I made a custom blue-gray-red color scale with extra dark colors at the extremes and mapped to the z-score range -4 to 4, based on the mean of the non-outliers. All extreme outliers show up as the same dark red or blue, which loses some information at the edges so the middle doesn't get washed out. Of course, the proportion can’t go below zero, so only counties with large sample populations could show up as low extremes, but none do.
From this map, we can see the following:
There are some extreme high outliers, mostly around big cities.
If you know your US geography, you can notice that some smaller cities like Madison, Wisconsin, and Asheville, North Carolina, have high z-scores. (See my JMP table for an interactive version with hover labels.)
Most of the country is grayish and in the range of unremarkable variation, neither obviously higher or lower than the mean. South Dakota certainly has less extreme variation than before.
We can still see a cluster of high values in New England though it's more concentrated than before.
The cluster of higher values in northern Wisconsin is still there but less pronounced.
The map also reminds us of some shortcomings of choropleth maps in general. In addition to the inaccuracy of color, the areas are bound to political borders and have irregular sizes. Some counties, such as San Francisco in California are so small that we can barely see them, and others, such as in the Southwest, have big areas that are dominated by localized populations.
If we really want to know where the same-sex couples live, we might pair the map with a chart of the highest- and lowest-scoring counties. Here are the counties with a z-score above 4. There are none below -4 or even -3; Utah County, Utah, has the lowest z-score at -2.98.

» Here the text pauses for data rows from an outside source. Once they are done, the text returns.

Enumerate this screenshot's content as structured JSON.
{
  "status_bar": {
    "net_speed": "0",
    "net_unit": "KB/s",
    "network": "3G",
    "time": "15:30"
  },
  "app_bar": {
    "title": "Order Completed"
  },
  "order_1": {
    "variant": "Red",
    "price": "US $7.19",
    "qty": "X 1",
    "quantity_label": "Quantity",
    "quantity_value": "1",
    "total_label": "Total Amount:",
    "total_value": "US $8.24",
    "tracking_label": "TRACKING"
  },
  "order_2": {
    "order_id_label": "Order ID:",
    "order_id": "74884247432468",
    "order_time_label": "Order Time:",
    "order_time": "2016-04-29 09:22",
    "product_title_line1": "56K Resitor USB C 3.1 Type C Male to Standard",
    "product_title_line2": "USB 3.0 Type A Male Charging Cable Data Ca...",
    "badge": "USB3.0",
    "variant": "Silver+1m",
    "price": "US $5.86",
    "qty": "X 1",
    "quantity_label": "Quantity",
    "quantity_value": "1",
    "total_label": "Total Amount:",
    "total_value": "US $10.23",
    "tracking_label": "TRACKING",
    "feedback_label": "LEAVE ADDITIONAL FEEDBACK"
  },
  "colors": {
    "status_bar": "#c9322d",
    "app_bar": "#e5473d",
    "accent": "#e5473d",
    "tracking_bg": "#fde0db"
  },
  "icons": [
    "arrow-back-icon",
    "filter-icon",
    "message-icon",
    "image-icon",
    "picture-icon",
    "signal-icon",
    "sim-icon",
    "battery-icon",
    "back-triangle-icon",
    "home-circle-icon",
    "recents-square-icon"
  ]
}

This has been a challenging data set to work with. While it’s interesting and potentially insightful, we have to remember that the sampling rates are low in places and the proportions are small enough that they can be affected by coding errors and other behaviors. Furthermore, proportions don't behave quite like "regular" numbers, but the Central Limit Theorem and the large number of counties gives us some comfort in using a normal distribution. With cleaner, integer data, we could have used a Binomial distribution for the confidence curves, as in Rick Wicklin's post on funnel plots.
My data file with graph scripts is available in the JMP User Community, and an add-in for making funnel plots in JMP will be available soon.